整个刑警大队的院子只有一盏路灯,门口两个站岗的年轻人,门口那间小小的接待室门扉紧闭。祁夏下了车,姐夫陪在她身边,看她边走边迟疑着不知道该不该上前。

“陆城,陆队在局里吗?”祁夏问年轻人。

年轻人皱起眉头,停了一下才回答:“有任务出去了,现在不在。”他将胸前的枪往上提一提,“没有急事就离开吧,这里不是一般人随便来的地方。”

“出任务了?”祁夏似不信,又问一次。

“嗯。”年轻人用鼻音作答。姐夫在旁边轻轻揽着她的肩膀:“别担心了,肯定没事,人家说了,出任务了。”

祁夏不听,她此时像个小孩子,用最浅显的言语来安慰也依然耍赖似的不肯离开:“什么时候回来?”她追问。

年轻人两眼正视前方,不做回答。

“这个不能告诉你的。”姐夫温柔地安慰。

*

两人回到车上,寂静的夜里,车里也是一片沉默,他不打算对这个妹妹做过多的安慰,很多事情,都要她来面对的。

他发动了车子,刚扶上手动挡,祁夏突然抓住了他的手。

“姐夫,等等。”她双眼死死地看着前方,似乎想穿透着浓郁的夜色看到她一直挂念的那个人,“我想在这里等一会儿。”

她回过头来,眼睛在黑暗中亮亮的,他知道是充盈了泪水的缘故。

“我想,或许我能等到他回来。”

正文 第四十章

他们就这样安安静静地待了许久,像一场没有对话的默谈,可他们连眼神的交流也没有,只有指尖他手掌的热度和手腕上的脉搏

*

寂静的夜,没有风,夏日的暑热还没有褪去,打开车窗,他看着也在夜色中沉睡的刑警大队的院子,他们在这里停留很久了。

祁夏也在看,目不斜视,眼睛眨都不眨一下,她成了麦田里的稻草人,不知道在守望什么,她的眼神渐渐疏于茫然和迷离。

太累了,太疲倦了,她已经很久没有经历过这样的惊心动魄。

*

祁夏在想,大脑里浑浑噩噩,却还是拼命保持清醒去想,十指连心,指尖上的痛一阵一阵地传来。

原来自己是这样脆弱至不堪一击,她又想起他那时跟她说的话,他冷漠的语气,他有些自怨自艾的调子,像是在埋怨她,又像是在埋怨命运。

他说:“我的生活很麻烦。”

是很麻烦,说不准哪天就会遭遇什么不测,而对于祁夏,仅仅是猜测,就因为得不到确切地消息而近乎疯狂地寻找他。

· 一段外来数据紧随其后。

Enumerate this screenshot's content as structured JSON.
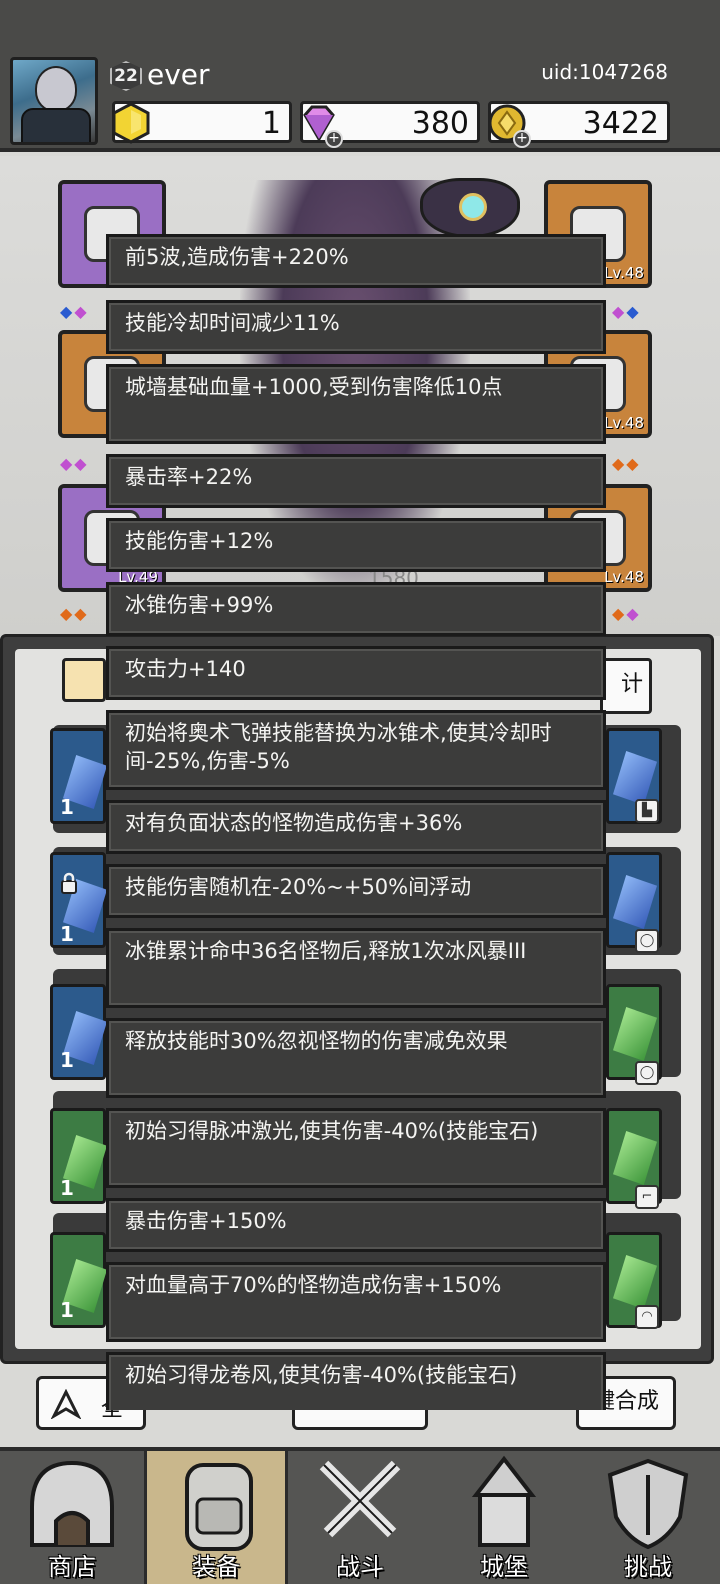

祁夏觉得心里发苦,她似乎在突然之间发现自己并没有这样的能力来承担她麻烦的生活,她自私地这样彻头彻尾,只愿与他一起共度片刻的欢愉,却不能共担风雨。她脆弱的心一想到他出事了就止不住地狂跳起来,血液凝固至无法流动,一种木木的感觉散布到四肢百骸,她在竭力控制自己不去思索,不去感受疼痛,不去做最坏的打算。

她始终在逃避,她承受不起的一切,他的爱和失去他。

可此时的她已没有力气去坚强,她被盲目的身体本能驱使着,以为只要见到他就一切无事,可她什么时候才能明白她很可能某天突然失去他,她要承担他未结束的一切,包括他的爱,并且始终独自一人。

她将所有的筹码都压在赌桌上,当结果要出现的时候,她想抓住点什么来稳定心神,这个人只要一个眼神就能告诉她她一定会赢。

可她没想过,有一天他就是那个筹码,在她完全控制不了的赌桌上,一个闪失,就会彻底失去他。

想到这里,那种无力感毫不留情地袭击了她,她低下头,捂着脸哭了起来。

头发散乱,额上有汗珠,右手手指缠着厚厚的纱布,一碰就是锥心的痛。

和失去陆城比起来,那一个痛会更快到达心脏?

她不想失去他,因为他就在她心里。

“或许他真的没有出事,我怎么可以这么不冷静。”思虑到此,她想给自己一拳让自己清醒过来。

却突然听到姐夫在身边说:“有人出来了。”

*

祁夏跑过去拦住车子的时候小秦还愣了一下。

他狠狠踩下刹车,车灯刺得祁夏闭上了眼睛,可她站在车前一动不动。

“你?”小秦认出她来,她知道这名女子和陆队的关系不一般,还没开口心里已经紧张起来,林真的警告在耳畔响起,可他一看她脸上的泪痕和凌乱的头发就知道她在着急什么。

“陆城在哪儿?”她问。

小秦犹豫着要不要跟她说。

“你们保密?”祁夏突然恢复镇定,“如果他出事了,你带我去,我悄悄跟着你。”说完她回头看了一眼,姐夫下车了,站在车边远远地看着她。

小秦想了想,又点了点头:“不要太担心,他没什么大碍。”

祁夏点点头,放了心,她返身坐回车上,一上车,看到小秦开着那辆车进入夜色,车灯明晃晃地照着,似一种指引。

“姐夫,我们跟着他的车,他说带我去见他。”

*

小秦的车停在了市人民医院的门口,祁夏看着医院大楼亮灯的那几个窗口,心里念着:“原来你就在这儿,我早该知道你的消息,却走了那么远,绕了那么远。”

小秦下了车,若有若无地回头看了一眼,祁夏明白他的意思,这个年轻人,真诚而笨拙,但他是善良的,偶尔违背原则,祁夏知道他一定是了解了自己和陆城的关系才敢这么做的。

她也下了车,很平静地跟姐夫交代了一下,她沉稳安定的神色让他略略心安,于是放心让她一个人到医院里去。

“他说他没什么大碍,我去一趟就回来。”祁夏也说不准自己会去多久,只是这样说。

*

她跟着小秦上楼,寂静的楼梯间里只听到两个人的脚步声,他为了让祁夏跟上来刻意走了楼梯,祁夏听着他的脚步,心里十分平静。

楼梯很长,灯光是柔和的米白色,小秦突然站住了脚。

祁夏之所以知道,是因为她听不到他的脚步声了,祁夏快走两步,她知道他在等他,再上两层,在楼梯的转角处,推拉窗紧紧的关着,窗外是一整个安静熟睡着的城市。

“本不应该告诉你。”这个年轻人表现出难得的城府,“可我想,陆队也希望见到你的。”

他抬起头看着祁夏,面前三十岁的女人看起来似乎比自己还要年轻,她的脸上有着孩童一般的可爱神情,因其刚才的焦急和此时的安静都真实地流露着。他知道陆城为什么会喜欢这样的女子了,即使她擅于以手段对付男人,但和陆队平时打交道的人相比,就如同孩子的恶作剧一样可以轻易识破,而且,他知道她总是在陆队面前肆意妄为的。